No justice system is perfect, but let's hope fewer and fewer people literally get way with murder: http://www.nytimes.com/aponline/2010/06/08/world/AP-LT-Peru-Van-der-Sloot.html?_r=1&hp

Monday, June 7, 2010

NEVER WASTE (ANOTHER) GOOD CRISIS


The Obama Administration needs to take a page from its own playbook and not waste the horrible ecological disaster that the Gulf Oil Spill has become. The Administration should quickly pass financial reform and take the rest of summer to push cap and trade legislation through Congress. Like the Great Recession before it, this crisis should not be wasted.

I dare any major energy company this summer to go before Congress and testify that they do not want a cleaner environment. I love the ocean so much and living on a beach was never ending set of happy experiences for me. I loved swimming in the ocean every day and every weekend that I could in Miami Beach. I love the ocean water, the waves, the tides, the sea life, the calm beauty and ferocity of the waves. To see that spoiled is painful. My parents house in Florida is a 5 minute walk from the Gulf of Mexico. And the oil is so ugly, that to see it on the beach would cause anyone physical revulsion.

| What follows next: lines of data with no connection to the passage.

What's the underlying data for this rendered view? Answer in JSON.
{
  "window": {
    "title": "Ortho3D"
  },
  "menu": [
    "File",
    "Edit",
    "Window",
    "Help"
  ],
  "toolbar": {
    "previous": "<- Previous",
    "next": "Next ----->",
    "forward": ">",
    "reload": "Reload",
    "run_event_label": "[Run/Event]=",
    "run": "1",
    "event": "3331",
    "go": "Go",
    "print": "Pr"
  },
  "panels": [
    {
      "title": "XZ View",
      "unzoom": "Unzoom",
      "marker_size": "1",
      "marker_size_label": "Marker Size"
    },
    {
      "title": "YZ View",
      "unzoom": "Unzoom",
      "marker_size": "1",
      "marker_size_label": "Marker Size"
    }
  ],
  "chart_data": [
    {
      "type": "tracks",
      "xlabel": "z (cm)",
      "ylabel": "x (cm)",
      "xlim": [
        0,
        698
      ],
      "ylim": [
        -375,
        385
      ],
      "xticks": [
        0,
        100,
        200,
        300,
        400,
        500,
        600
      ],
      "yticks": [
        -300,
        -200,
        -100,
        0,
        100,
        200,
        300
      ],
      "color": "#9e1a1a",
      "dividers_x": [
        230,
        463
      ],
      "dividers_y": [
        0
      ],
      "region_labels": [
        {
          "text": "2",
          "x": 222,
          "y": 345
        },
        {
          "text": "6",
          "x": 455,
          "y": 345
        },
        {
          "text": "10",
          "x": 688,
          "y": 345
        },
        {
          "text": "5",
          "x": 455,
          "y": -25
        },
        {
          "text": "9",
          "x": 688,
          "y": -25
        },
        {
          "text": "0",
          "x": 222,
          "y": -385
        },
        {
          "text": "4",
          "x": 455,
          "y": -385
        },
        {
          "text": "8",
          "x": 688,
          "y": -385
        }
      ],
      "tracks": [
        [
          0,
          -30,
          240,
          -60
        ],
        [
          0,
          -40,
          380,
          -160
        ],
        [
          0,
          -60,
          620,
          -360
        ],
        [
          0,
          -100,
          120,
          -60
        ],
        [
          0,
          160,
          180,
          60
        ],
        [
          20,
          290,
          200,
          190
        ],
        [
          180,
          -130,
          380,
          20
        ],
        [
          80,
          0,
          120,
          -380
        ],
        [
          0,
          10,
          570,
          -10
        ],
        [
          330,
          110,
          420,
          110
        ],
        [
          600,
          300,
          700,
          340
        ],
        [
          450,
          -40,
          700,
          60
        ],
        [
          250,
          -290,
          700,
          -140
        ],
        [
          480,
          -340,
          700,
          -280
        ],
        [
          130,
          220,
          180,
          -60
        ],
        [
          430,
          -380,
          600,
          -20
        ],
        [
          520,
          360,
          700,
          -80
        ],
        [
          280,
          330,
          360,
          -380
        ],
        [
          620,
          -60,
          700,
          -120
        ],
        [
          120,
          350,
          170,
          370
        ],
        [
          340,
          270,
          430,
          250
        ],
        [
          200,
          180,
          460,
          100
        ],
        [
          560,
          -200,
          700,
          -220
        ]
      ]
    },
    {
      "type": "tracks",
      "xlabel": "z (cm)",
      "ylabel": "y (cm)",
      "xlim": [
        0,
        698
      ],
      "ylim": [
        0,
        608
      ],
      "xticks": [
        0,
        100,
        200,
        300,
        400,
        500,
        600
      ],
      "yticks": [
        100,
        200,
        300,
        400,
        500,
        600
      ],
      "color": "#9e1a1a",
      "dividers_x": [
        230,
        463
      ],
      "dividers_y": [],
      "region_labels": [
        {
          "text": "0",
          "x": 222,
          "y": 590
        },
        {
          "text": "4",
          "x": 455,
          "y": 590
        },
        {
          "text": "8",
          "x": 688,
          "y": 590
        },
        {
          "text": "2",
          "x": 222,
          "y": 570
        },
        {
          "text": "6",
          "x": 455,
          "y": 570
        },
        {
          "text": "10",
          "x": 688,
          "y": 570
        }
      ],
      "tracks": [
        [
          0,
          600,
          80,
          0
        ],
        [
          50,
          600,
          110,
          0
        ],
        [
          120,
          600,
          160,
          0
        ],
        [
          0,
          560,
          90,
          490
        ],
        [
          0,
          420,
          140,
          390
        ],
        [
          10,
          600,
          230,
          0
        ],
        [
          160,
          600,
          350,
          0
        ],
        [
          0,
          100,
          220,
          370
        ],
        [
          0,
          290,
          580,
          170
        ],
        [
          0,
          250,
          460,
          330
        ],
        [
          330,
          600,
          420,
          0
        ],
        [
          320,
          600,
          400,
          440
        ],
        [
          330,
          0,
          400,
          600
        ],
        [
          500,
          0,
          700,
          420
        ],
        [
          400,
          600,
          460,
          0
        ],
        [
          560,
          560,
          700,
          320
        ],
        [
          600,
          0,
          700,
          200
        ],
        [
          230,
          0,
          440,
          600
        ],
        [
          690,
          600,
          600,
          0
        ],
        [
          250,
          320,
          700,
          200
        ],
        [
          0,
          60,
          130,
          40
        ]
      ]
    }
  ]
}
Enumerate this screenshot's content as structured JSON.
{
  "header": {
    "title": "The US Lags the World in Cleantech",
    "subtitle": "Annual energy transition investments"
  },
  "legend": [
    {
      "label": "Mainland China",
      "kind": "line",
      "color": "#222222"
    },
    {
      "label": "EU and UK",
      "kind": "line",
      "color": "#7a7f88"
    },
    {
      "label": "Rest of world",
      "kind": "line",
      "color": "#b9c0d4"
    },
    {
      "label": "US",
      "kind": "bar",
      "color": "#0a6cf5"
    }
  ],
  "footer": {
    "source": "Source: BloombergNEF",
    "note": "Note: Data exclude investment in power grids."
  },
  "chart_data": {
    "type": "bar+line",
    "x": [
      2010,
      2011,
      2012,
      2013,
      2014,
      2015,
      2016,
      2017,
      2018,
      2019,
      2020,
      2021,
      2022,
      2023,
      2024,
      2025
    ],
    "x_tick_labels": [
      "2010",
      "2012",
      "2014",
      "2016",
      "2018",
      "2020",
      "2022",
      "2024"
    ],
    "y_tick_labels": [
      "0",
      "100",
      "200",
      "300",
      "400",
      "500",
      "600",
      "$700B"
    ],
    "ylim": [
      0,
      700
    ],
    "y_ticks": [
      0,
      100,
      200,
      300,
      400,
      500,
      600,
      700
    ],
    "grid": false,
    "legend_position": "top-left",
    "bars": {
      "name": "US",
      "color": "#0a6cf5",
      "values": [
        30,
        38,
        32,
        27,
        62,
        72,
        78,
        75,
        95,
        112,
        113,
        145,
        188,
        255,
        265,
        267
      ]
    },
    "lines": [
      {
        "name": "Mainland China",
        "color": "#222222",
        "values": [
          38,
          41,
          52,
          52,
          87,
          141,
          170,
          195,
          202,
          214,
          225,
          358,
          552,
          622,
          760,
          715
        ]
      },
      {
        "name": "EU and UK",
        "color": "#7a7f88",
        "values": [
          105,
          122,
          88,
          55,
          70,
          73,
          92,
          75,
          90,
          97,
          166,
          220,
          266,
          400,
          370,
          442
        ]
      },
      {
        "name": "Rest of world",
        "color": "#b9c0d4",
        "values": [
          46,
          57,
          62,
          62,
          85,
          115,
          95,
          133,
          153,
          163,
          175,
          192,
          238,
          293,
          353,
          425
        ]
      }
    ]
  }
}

With all the damage we have done to the ocean, we should look upon this opportunity to pay Mother Nature back for all that we have and make concrete legislative steps to help heal the Earth. We did it before with acid rain in the 1980's, and we can do it again now with cap & trade. Let's all make the right choice for our country, the environment and globally for our collective future.

Wednesday, June 2, 2010

WHAT ABOUT THE LIVES LOST AND THE RIG?


So where are all the Republicans now with their cheerful, "Drill Baby, Drill" slogan. Mr. McCain? Mrs. Palin? Anyone?

Never in my life have I witnessed an ecological disaster of this magnitude before. And there is the very real possibility that I will be personally effected by it since I own property on Miami Beach, which is wholly dependent on an international beach-going population for its revenue and livelihood.

But there are 3 major stories that I feel are being glossed over by the media. First, what about the 11 lives that were tragically lost with the rig catching on fire and sinking? We should all say a little prayer for those poor souls who perished that night. Where are the write ups on their lives? Second, what about the recovery operation on the rig? Hundreds of tons of burnt steel sitting on the ocean floor and that cannot be good for the already heavily damaged environment in the Gulf of Mexico.

The 3rd unnoticed but good story that no one is reporting on are the Gulf State residents whose lives are being ruined by this disaster standing up to BP and the government. After listening to all of the help "government" was going to "give" them after Hurricane Katrina, no one is signing waivers for the right to seek redress through the court system for this disaster. The Gulf States may be Louisiana, Mississippi, Alabama and Georgia, but good for the residents of those states. "Fool me once, shame on me, fool me twice, shame on you."